EUROPEAN EQUITY UPDATE: Wednesday’s equity exuberance wanes as risk events loom
Analysis details (10:42)
Following the significant gains yesterday, the mood across European equities was softer in the run-up to the cash open as traders eyed a myriad of risk events - including the Russia/Ukraine FM meeting (concluded), EU leaders’ meeting, and the ECB statement and presser (full preview available on the Newsquawk Research Suite). US CPI is also on today’s docket, albeit the release will be slightly stale given the invasion of Ukraine since but will nonetheless attract focus ahead of next week’s FOMC. During the morning, the confab between the Russia-Ukraine Foreign Ministers did not bear fruits, with no progress on a ceasefire and little in terms of compromise. Russian Foreign Minister Lavrov said a possible meeting between the Ukrainian and Russian presidents was discussed, but more preparations are needed. European equities were already tilting lower but the pressers did not exert any additional major pressure on the benchmarks as the ECB governing council meets.
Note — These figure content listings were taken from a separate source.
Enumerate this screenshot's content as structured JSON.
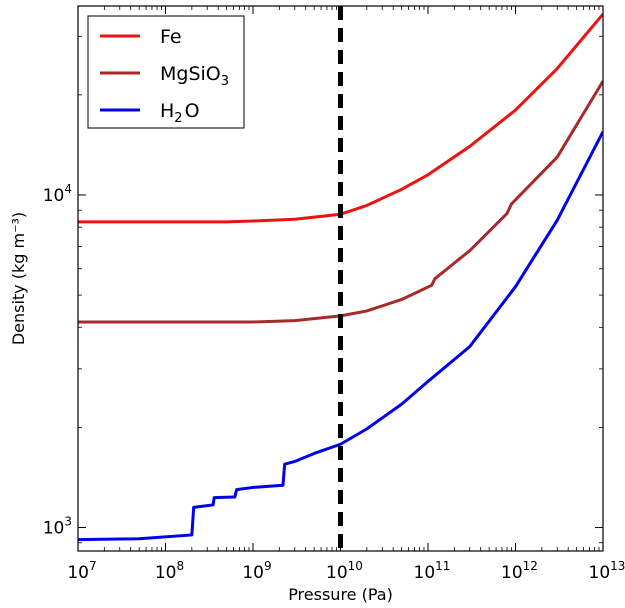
{
  "chart_data": {
    "type": "line",
    "title": "",
    "xlabel": "Pressure (Pa)",
    "ylabel": "Density (kg m⁻³)",
    "x_scale": "log",
    "y_scale": "log",
    "xlim": [
      10000000,
      10000000000000
    ],
    "ylim": [
      850,
      37000
    ],
    "x_ticks": [
      {
        "value": 10000000,
        "mant": "10",
        "exp": "7"
      },
      {
        "value": 100000000,
        "mant": "10",
        "exp": "8"
      },
      {
        "value": 1000000000,
        "mant": "10",
        "exp": "9"
      },
      {
        "value": 10000000000,
        "mant": "10",
        "exp": "10"
      },
      {
        "value": 100000000000,
        "mant": "10",
        "exp": "11"
      },
      {
        "value": 1000000000000,
        "mant": "10",
        "exp": "12"
      },
      {
        "value": 10000000000000,
        "mant": "10",
        "exp": "13"
      }
    ],
    "y_ticks": [
      {
        "value": 1000,
        "mant": "10",
        "exp": "3"
      },
      {
        "value": 10000,
        "mant": "10",
        "exp": "4"
      }
    ],
    "legend_position": "top-left",
    "vline": {
      "x": 10000000000,
      "style": "dashed",
      "color": "#000000"
    },
    "series": [
      {
        "name": "Fe",
        "color": "#ee1111",
        "points": [
          [
            10000000,
            8300
          ],
          [
            100000000,
            8300
          ],
          [
            500000000,
            8300
          ],
          [
            1000000000,
            8350
          ],
          [
            3000000000,
            8450
          ],
          [
            10000000000,
            8750
          ],
          [
            20000000000,
            9300
          ],
          [
            50000000000,
            10400
          ],
          [
            100000000000,
            11500
          ],
          [
            300000000000,
            14000
          ],
          [
            1000000000000,
            18000
          ],
          [
            3000000000000,
            24000
          ],
          [
            10000000000000,
            35000
          ]
        ]
      },
      {
        "name": "MgSiO",
        "name_sub": "3",
        "color": "#a52a2a",
        "points": [
          [
            10000000,
            4150
          ],
          [
            100000000,
            4150
          ],
          [
            1000000000,
            4150
          ],
          [
            3000000000,
            4190
          ],
          [
            10000000000,
            4330
          ],
          [
            20000000000,
            4480
          ],
          [
            50000000000,
            4850
          ],
          [
            110000000000,
            5350
          ],
          [
            120000000000,
            5600
          ],
          [
            300000000000,
            6800
          ],
          [
            800000000000,
            8800
          ],
          [
            900000000000,
            9400
          ],
          [
            3000000000000,
            13000
          ],
          [
            10000000000000,
            22000
          ]
        ]
      },
      {
        "name": "H",
        "name_sub": "2",
        "name_tail": "O",
        "color": "#0000ee",
        "points": [
          [
            10000000,
            920
          ],
          [
            50000000,
            925
          ],
          [
            200000000,
            950
          ],
          [
            210000000,
            1150
          ],
          [
            350000000,
            1170
          ],
          [
            360000000,
            1230
          ],
          [
            620000000,
            1235
          ],
          [
            650000000,
            1300
          ],
          [
            1000000000,
            1320
          ],
          [
            2200000000,
            1340
          ],
          [
            2300000000,
            1550
          ],
          [
            3000000000,
            1580
          ],
          [
            5000000000,
            1670
          ],
          [
            10000000000,
            1780
          ],
          [
            20000000000,
            1980
          ],
          [
            50000000000,
            2350
          ],
          [
            100000000000,
            2750
          ],
          [
            300000000000,
            3500
          ],
          [
            1000000000000,
            5300
          ],
          [
            3000000000000,
            8400
          ],
          [
            10000000000000,
            15500
          ]
        ]
      }
    ]
  }
}
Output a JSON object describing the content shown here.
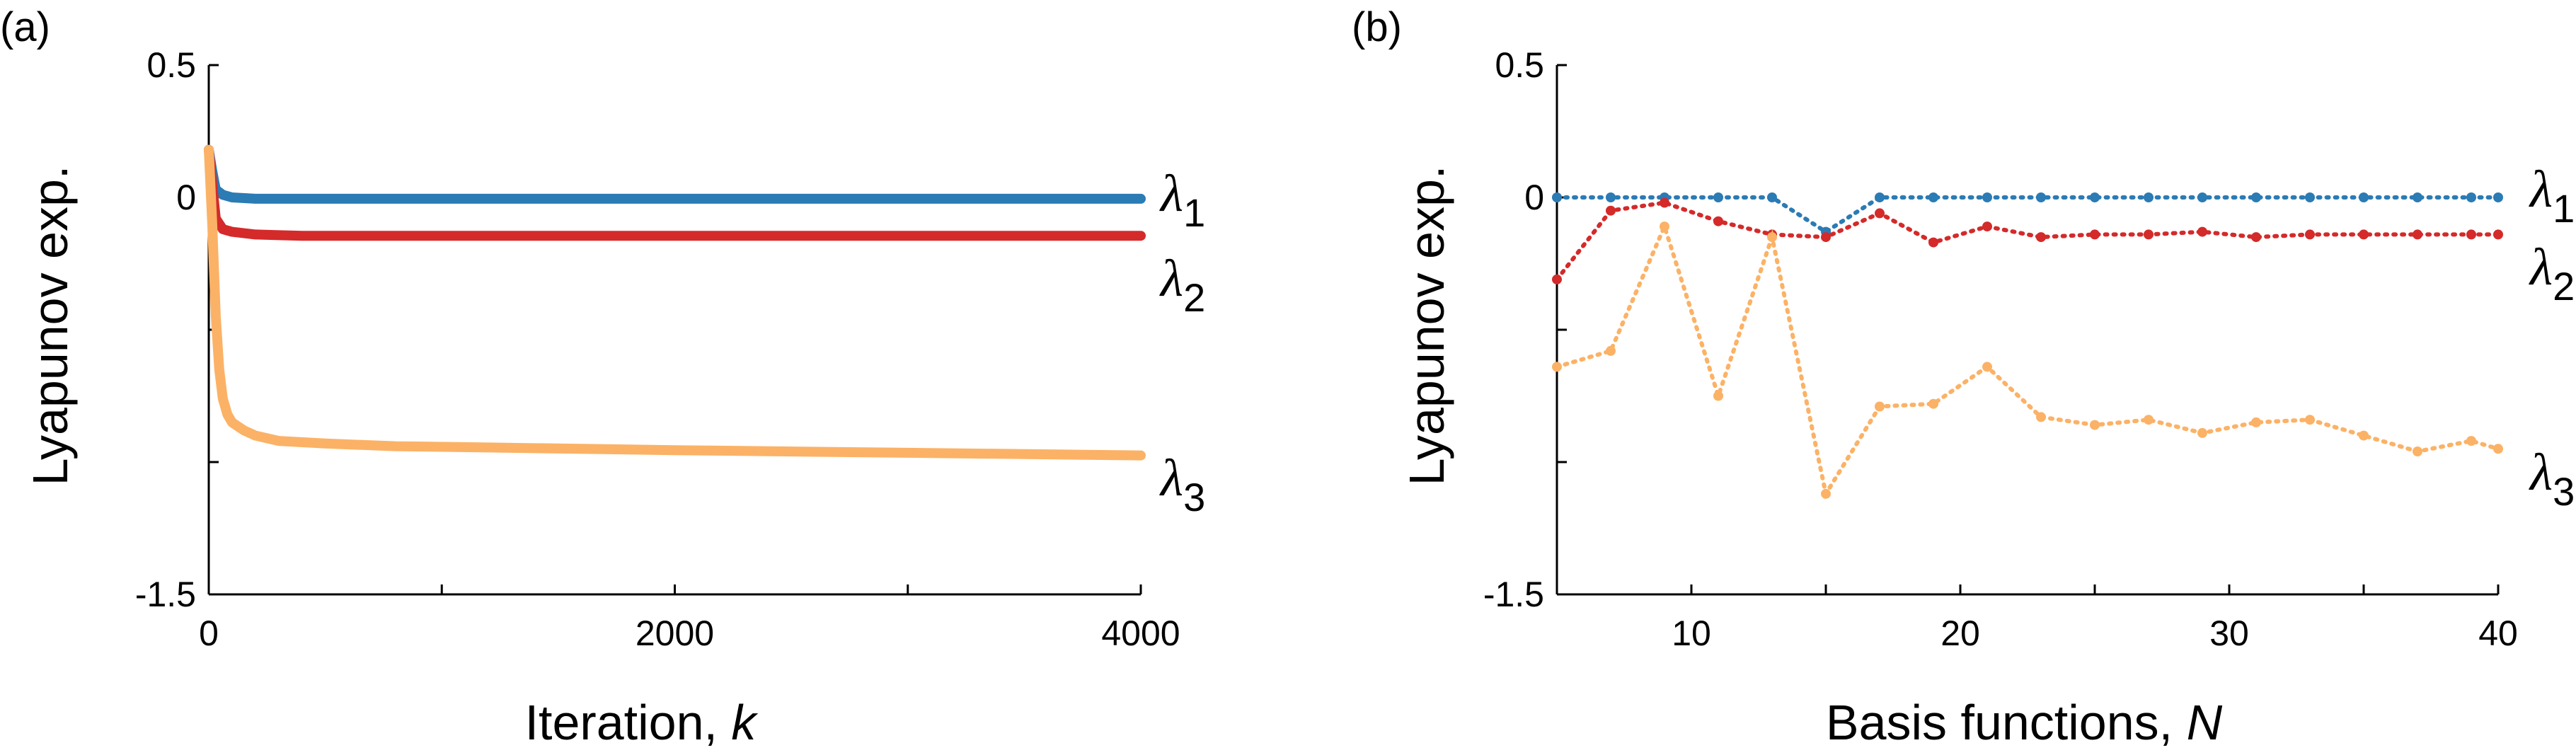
{
  "panels": [
    {
      "id": "a",
      "panel_label": "(a)",
      "xlabel_text": "Iteration, ",
      "xlabel_var": "k",
      "ylabel": "Lyapunov exp.",
      "x_ticks": [
        0,
        2000,
        4000
      ],
      "y_ticks": [
        0.5,
        0,
        -1.5
      ],
      "series_labels": [
        "λ",
        "λ",
        "λ"
      ],
      "series_subs": [
        "1",
        "2",
        "3"
      ]
    },
    {
      "id": "b",
      "panel_label": "(b)",
      "xlabel_text": "Basis functions, ",
      "xlabel_var": "N",
      "ylabel": "Lyapunov exp.",
      "x_ticks": [
        10,
        20,
        30,
        40
      ],
      "y_ticks": [
        0.5,
        0,
        -1.5
      ],
      "series_labels": [
        "λ",
        "λ",
        "λ"
      ],
      "series_subs": [
        "1",
        "2",
        "3"
      ]
    }
  ],
  "chart_data": [
    {
      "type": "line",
      "panel": "a",
      "xlabel": "Iteration, k",
      "ylabel": "Lyapunov exp.",
      "xlim": [
        0,
        4000
      ],
      "ylim": [
        -1.5,
        0.5
      ],
      "grid": false,
      "colors": [
        "#2b7bb4",
        "#d42a2a",
        "#fbb266"
      ],
      "series": [
        {
          "name": "λ1",
          "x": [
            0,
            15,
            30,
            60,
            100,
            200,
            400,
            1000,
            2000,
            3000,
            4000
          ],
          "values": [
            0.18,
            0.1,
            0.03,
            0.01,
            0.0,
            -0.005,
            -0.005,
            -0.005,
            -0.005,
            -0.005,
            -0.005
          ]
        },
        {
          "name": "λ2",
          "x": [
            0,
            15,
            30,
            60,
            100,
            200,
            400,
            1000,
            2000,
            3000,
            4000
          ],
          "values": [
            0.18,
            0.05,
            -0.08,
            -0.12,
            -0.13,
            -0.14,
            -0.145,
            -0.145,
            -0.145,
            -0.145,
            -0.145
          ]
        },
        {
          "name": "λ3",
          "x": [
            0,
            15,
            30,
            45,
            60,
            80,
            100,
            150,
            200,
            300,
            500,
            800,
            1200,
            2000,
            3000,
            4000
          ],
          "values": [
            0.18,
            -0.1,
            -0.45,
            -0.65,
            -0.76,
            -0.82,
            -0.85,
            -0.88,
            -0.9,
            -0.92,
            -0.93,
            -0.94,
            -0.945,
            -0.955,
            -0.965,
            -0.975
          ]
        }
      ]
    },
    {
      "type": "line",
      "panel": "b",
      "xlabel": "Basis functions, N",
      "ylabel": "Lyapunov exp.",
      "xlim": [
        5,
        40
      ],
      "ylim": [
        -1.5,
        0.5
      ],
      "grid": false,
      "line_style": "dotted with dot markers",
      "colors": [
        "#2b7bb4",
        "#d42a2a",
        "#fbb266"
      ],
      "x": [
        5,
        7,
        9,
        11,
        13,
        15,
        17,
        19,
        21,
        23,
        25,
        27,
        29,
        31,
        33,
        35,
        37,
        39,
        40
      ],
      "series": [
        {
          "name": "λ1",
          "values": [
            0,
            0,
            0,
            0,
            0,
            -0.13,
            0,
            0,
            0,
            0,
            0,
            0,
            0,
            0,
            0,
            0,
            0,
            0,
            0
          ]
        },
        {
          "name": "λ2",
          "values": [
            -0.31,
            -0.05,
            -0.02,
            -0.09,
            -0.14,
            -0.15,
            -0.06,
            -0.17,
            -0.11,
            -0.15,
            -0.14,
            -0.14,
            -0.13,
            -0.15,
            -0.14,
            -0.14,
            -0.14,
            -0.14,
            -0.14
          ]
        },
        {
          "name": "λ3",
          "values": [
            -0.64,
            -0.58,
            -0.11,
            -0.75,
            -0.15,
            -1.12,
            -0.79,
            -0.78,
            -0.64,
            -0.83,
            -0.86,
            -0.84,
            -0.89,
            -0.85,
            -0.84,
            -0.9,
            -0.96,
            -0.92,
            -0.95
          ]
        }
      ]
    }
  ]
}
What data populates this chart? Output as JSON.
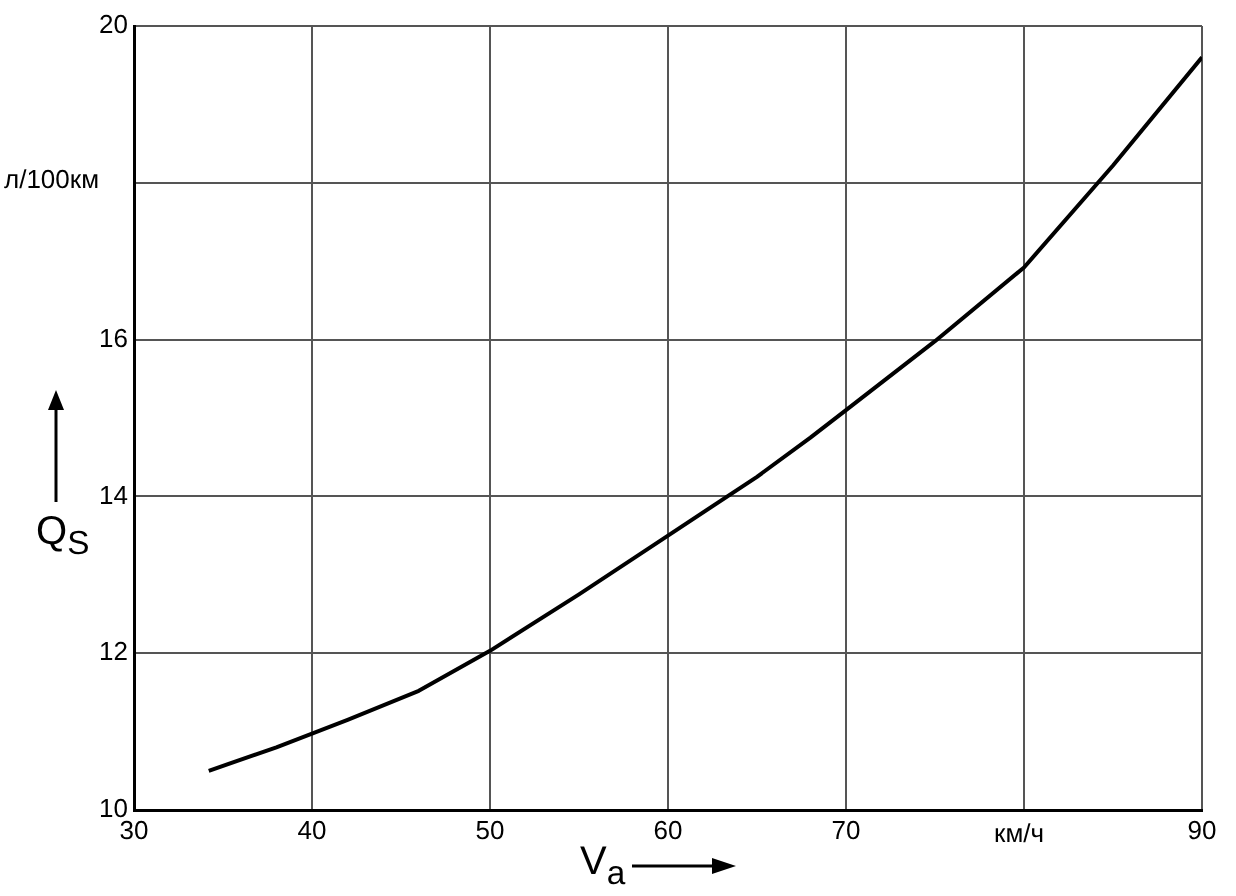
{
  "chart_data": {
    "type": "line",
    "xlabel": "V$_{a}$",
    "ylabel": "Q$_{S}$",
    "x": [
      34.2,
      38,
      42,
      46,
      50,
      55,
      60,
      65,
      68,
      70,
      75,
      80,
      85,
      90
    ],
    "series": [
      {
        "color": "#000000",
        "values": [
          10.5,
          10.8,
          11.15,
          11.52,
          12.03,
          12.75,
          13.5,
          14.25,
          14.75,
          15.1,
          15.98,
          16.92,
          18.22,
          19.6
        ]
      }
    ],
    "xlim": [
      30,
      90
    ],
    "xticks": [
      30,
      40,
      50,
      60,
      70,
      {
        "value": 80,
        "label": null
      },
      90
    ],
    "ylim": [
      10,
      20
    ],
    "yticks": [
      10,
      12,
      14,
      16,
      {
        "value": 18,
        "label": null
      },
      20
    ],
    "annotations": [
      "л/100км",
      "км/ч"
    ],
    "grid": true,
    "legend": false,
    "marker": "none",
    "line_style": "solid"
  }
}
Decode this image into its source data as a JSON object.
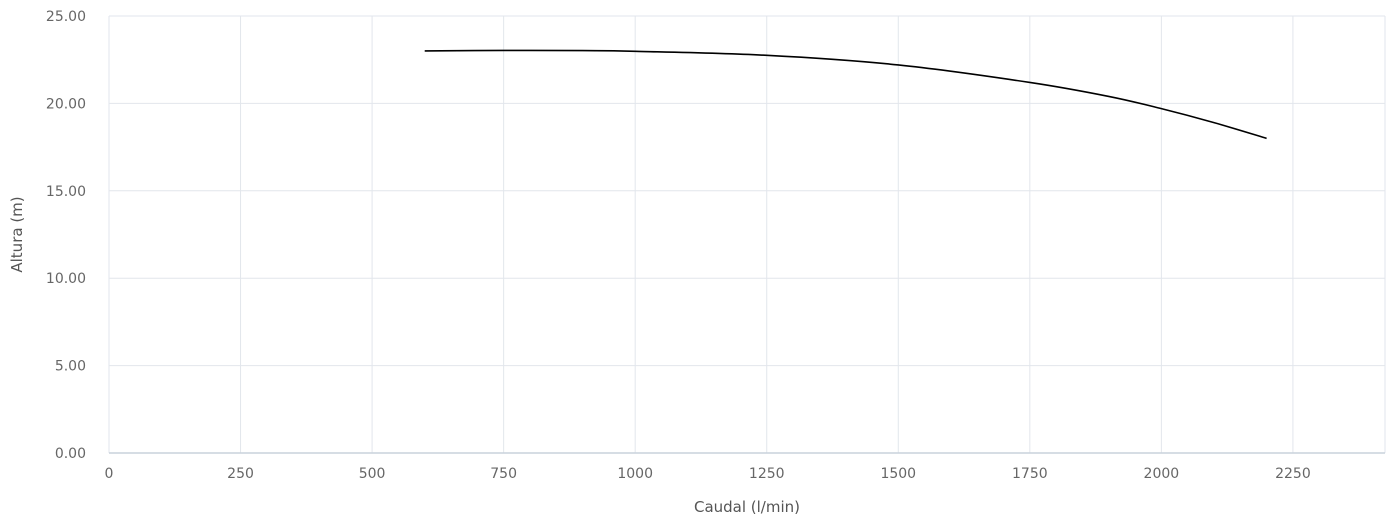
{
  "chart_data": {
    "type": "line",
    "title": "",
    "xlabel": "Caudal (l/min)",
    "ylabel": "Altura (m)",
    "xlim": [
      0,
      2425
    ],
    "ylim": [
      0,
      25
    ],
    "x_ticks": [
      0,
      250,
      500,
      750,
      1000,
      1250,
      1500,
      1750,
      2000,
      2250
    ],
    "x_tick_labels": [
      "0",
      "250",
      "500",
      "750",
      "1000",
      "1250",
      "1500",
      "1750",
      "2000",
      "2250"
    ],
    "y_ticks": [
      0,
      5,
      10,
      15,
      20,
      25
    ],
    "y_tick_labels": [
      "0.00",
      "5.00",
      "10.00",
      "15.00",
      "20.00",
      "25.00"
    ],
    "grid": true,
    "series": [
      {
        "color": "#000000",
        "x": [
          600,
          750,
          900,
          1000,
          1250,
          1500,
          1750,
          1900,
          2000,
          2100,
          2200
        ],
        "y": [
          23.0,
          23.03,
          23.02,
          22.98,
          22.75,
          22.2,
          21.2,
          20.4,
          19.7,
          18.9,
          18.0
        ]
      }
    ]
  }
}
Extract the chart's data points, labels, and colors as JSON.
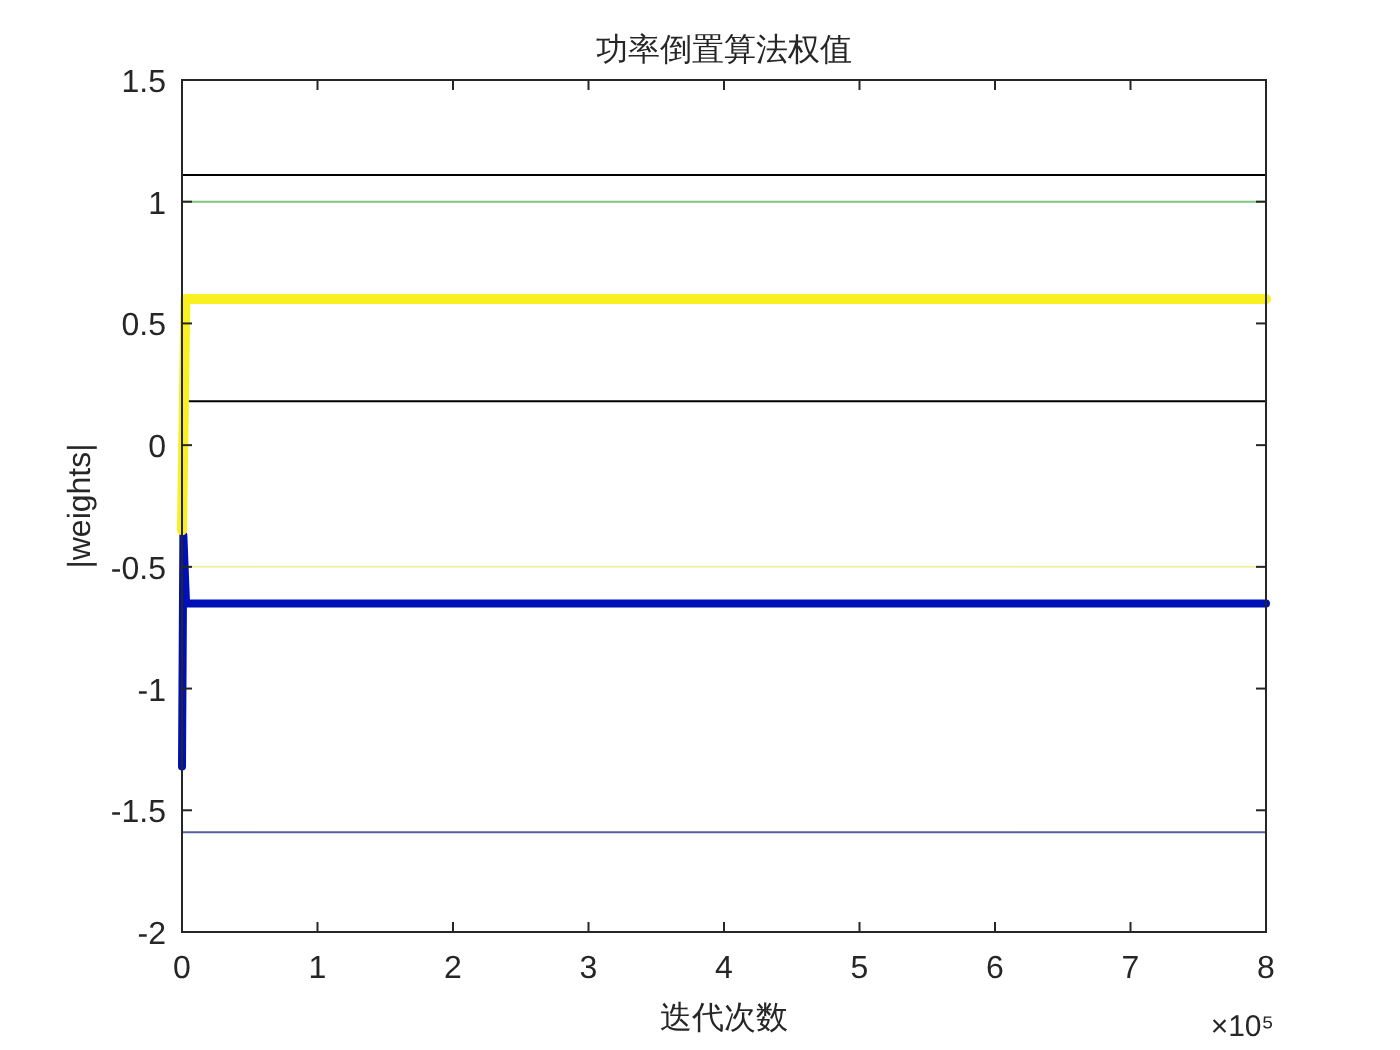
{
  "chart_data": {
    "type": "line",
    "title": "功率倒置算法权值",
    "xlabel": "迭代次数",
    "ylabel": "|weights|",
    "annotations": [
      "×10⁵"
    ],
    "xlim": [
      0,
      8
    ],
    "xticks": [
      0,
      1,
      2,
      3,
      4,
      5,
      6,
      7,
      8
    ],
    "ylim": [
      -2,
      1.5
    ],
    "yticks": [
      -2,
      -1.5,
      -1,
      -0.5,
      0,
      0.5,
      1,
      1.5
    ],
    "grid": false,
    "marker": "none",
    "line_style": "solid",
    "series": [
      {
        "color": "#000000",
        "x": [
          0,
          8
        ],
        "values": [
          1.11,
          1.11
        ]
      },
      {
        "color": "#7cc87c",
        "x": [
          0,
          8
        ],
        "values": [
          1.0,
          1.0
        ]
      },
      {
        "color": "#000000",
        "x": [
          0,
          8
        ],
        "values": [
          0.18,
          0.18
        ]
      },
      {
        "color": "#f4f0a8",
        "x": [
          0,
          8
        ],
        "values": [
          -0.5,
          -0.5
        ]
      },
      {
        "color": "#56609a",
        "x": [
          0,
          8
        ],
        "values": [
          -1.59,
          -1.59
        ]
      },
      {
        "color": "#0010b8",
        "x": [
          0,
          0.01,
          0.03,
          8
        ],
        "values": [
          -1.32,
          -0.37,
          -0.65,
          -0.65
        ]
      },
      {
        "color": "#f8f020",
        "x": [
          0,
          0.025,
          8
        ],
        "values": [
          -0.35,
          0.6,
          0.6
        ]
      }
    ]
  }
}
US equity futures are subdued across the board with deeper losses seen in the RTY (-1.0%) vs the NQ (-0.9%), ES (-0.7%) and the YM (-0.8%). Back to Europe, the cash market is posting varying degrees of losses (Euro Stoxx 50 -2.4%; Stoxx 600 -1.1%) – with the SMI (-0.1%) slightly more cushioned amid its large healthcare exposure and with defensives performing better than cyclical – although Basic Resources and Energy are also in the green as they again piggyback on the recovery of underlying commodities. The other side of the spectrum meanwhile sees Banks, Consumer Discretionary, Retail and Insurance. In terms of individual movers, Rio Tinto (-5.6%) is one of the few miners failing to gain from the broader sectoral rebound as it trades ex-divs and it suspended operations in Russia and halted shipments to Rusal's alumina refinery in Ireland. Meanwhile, shipping-name Hapag-Lloyd (+0.8%) saw a significant improvement in earnings Y/Y with the main drivers of these positive business developments have been significantly improved freight rates resulting from very strong demand for goods exported from Asia, whilst it expects the strained situation in the global supply chains will ease in the second half of the year. State-side, Amazon (+6% pre-mkt) yesterday approves a 20-for-1 stock split (effective from June 6th) and is to buy back up to USD 10bln of company stock.